A imigração de ingleses para o Brasil atingiu seu ápice após a Segunda Guerra Mundial, por volta de 1950, quando o Reino Unido entrou em crise e muitos habitantes tiveram que buscar um recomeço fora da terra natal. 

“Nossa cidade abrigava um porto da Marinha Inglesa e por isso foi alvo frequente de bombardeios”, conta o inglês Robert Thomas, 73 anos, que desembarcou no Porto de Santos em 1953, na companhia da mãe. Para ele e outros vários representantes da colônia inglesa em Santos, o 1º Festival do Imigrante, que ocorrerá entre esta sexta (4) e domingo (6), será uma viagem no tempo, repleta de histórias de superação.

Foi no trocar de cartas com amigos ingleses residentes em Maringá, no Paraná, que o pai de Robert, então militar, viu a possibilidade de ganhar a vida no Brasil ensinando o idioma estrangeiro. O inglês chegou ao País dois anos antes do filho, em 1951, se estabeleceu em São Paulo e aguardou a chegada da esposa e de Thomas, vindos da cidade de Plymouth, sudoeste da Inglaterra.

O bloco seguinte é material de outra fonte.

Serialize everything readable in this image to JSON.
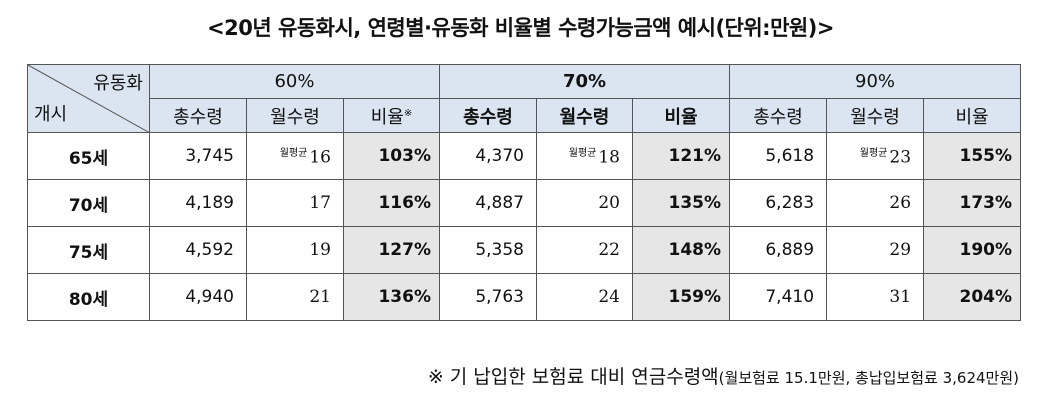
{
  "title": "<20년 유동화시, 연령별·유동화 비율별 수령가능금액 예시(단위:만원)>",
  "corner": {
    "top": "유동화",
    "bottom": "개시"
  },
  "groups": [
    "60%",
    "70%",
    "90%"
  ],
  "subheaders": {
    "total": "총수령",
    "monthly": "월수령",
    "ratio": "비율",
    "ratio_mark": "※"
  },
  "avg_label": "월평균",
  "rows": [
    {
      "age": "65세",
      "c": [
        {
          "total": "3,745",
          "monthly": "16",
          "ratio": "103%"
        },
        {
          "total": "4,370",
          "monthly": "18",
          "ratio": "121%"
        },
        {
          "total": "5,618",
          "monthly": "23",
          "ratio": "155%"
        }
      ]
    },
    {
      "age": "70세",
      "c": [
        {
          "total": "4,189",
          "monthly": "17",
          "ratio": "116%"
        },
        {
          "total": "4,887",
          "monthly": "20",
          "ratio": "135%"
        },
        {
          "total": "6,283",
          "monthly": "26",
          "ratio": "173%"
        }
      ]
    },
    {
      "age": "75세",
      "c": [
        {
          "total": "4,592",
          "monthly": "19",
          "ratio": "127%"
        },
        {
          "total": "5,358",
          "monthly": "22",
          "ratio": "148%"
        },
        {
          "total": "6,889",
          "monthly": "29",
          "ratio": "190%"
        }
      ]
    },
    {
      "age": "80세",
      "c": [
        {
          "total": "4,940",
          "monthly": "21",
          "ratio": "136%"
        },
        {
          "total": "5,763",
          "monthly": "24",
          "ratio": "159%"
        },
        {
          "total": "7,410",
          "monthly": "31",
          "ratio": "204%"
        }
      ]
    }
  ],
  "note": {
    "main": "※ 기 납입한 보험료 대비 연금수령액",
    "detail": "(월보험료 15.1만원, 총납입보험료 3,624만원)"
  }
}
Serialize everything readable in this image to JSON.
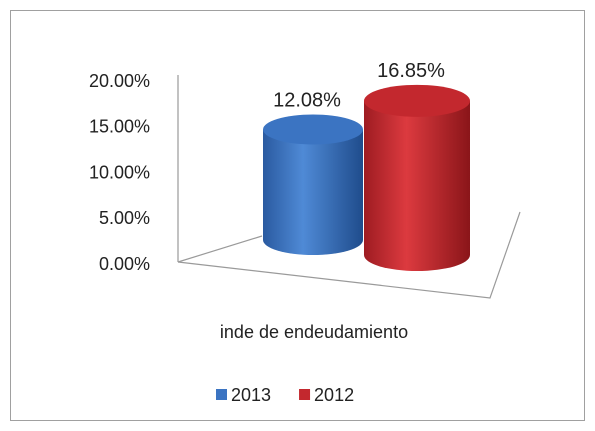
{
  "chart_data": {
    "type": "bar3d",
    "categories": [
      "inde de endeudamiento"
    ],
    "series": [
      {
        "name": "2013",
        "color": "#3b74c2",
        "values": [
          12.08
        ],
        "value_labels": [
          "12.08%"
        ]
      },
      {
        "name": "2012",
        "color": "#c3282e",
        "values": [
          16.85
        ],
        "value_labels": [
          "16.85%"
        ]
      }
    ],
    "ylim": [
      0,
      20
    ],
    "yticks": [
      {
        "value": 0,
        "label": "0.00%"
      },
      {
        "value": 5,
        "label": "5.00%"
      },
      {
        "value": 10,
        "label": "10.00%"
      },
      {
        "value": 15,
        "label": "15.00%"
      },
      {
        "value": 20,
        "label": "20.00%"
      }
    ],
    "legend": "bottom"
  }
}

Os pais de Robert trabalhavam numa escola de inglês na Capital, cujo proprietário desejava abrir uma filial em Santos e deixá-la aos cuidados da família Thomas. “Assim que descemos a Serra do Mar para conhecer a Cidade, vimos o oceano e aquele céu azul. Nos apaixonamos na hora”, conta. Após alguns anos na unidade santista, a família encontrou condições de abrir sua própria escola e, em 1968, fundou a Thomas English Center, localizada no bairro Aparecida, onde Robert e a mãe, Isa, dão aulas até hoje.

 

FESTIVAL

Além de comidas típicas do Reino Unido, a programação do 1° Festival do Imigrante ligada à comunidade terá apresentação da Escola Livre de Dança de Santos, com o sapateado irlandês, no domingo (6), a partir das 15h.

Santos, a maior porta de entrada de imigrantes do Brasil.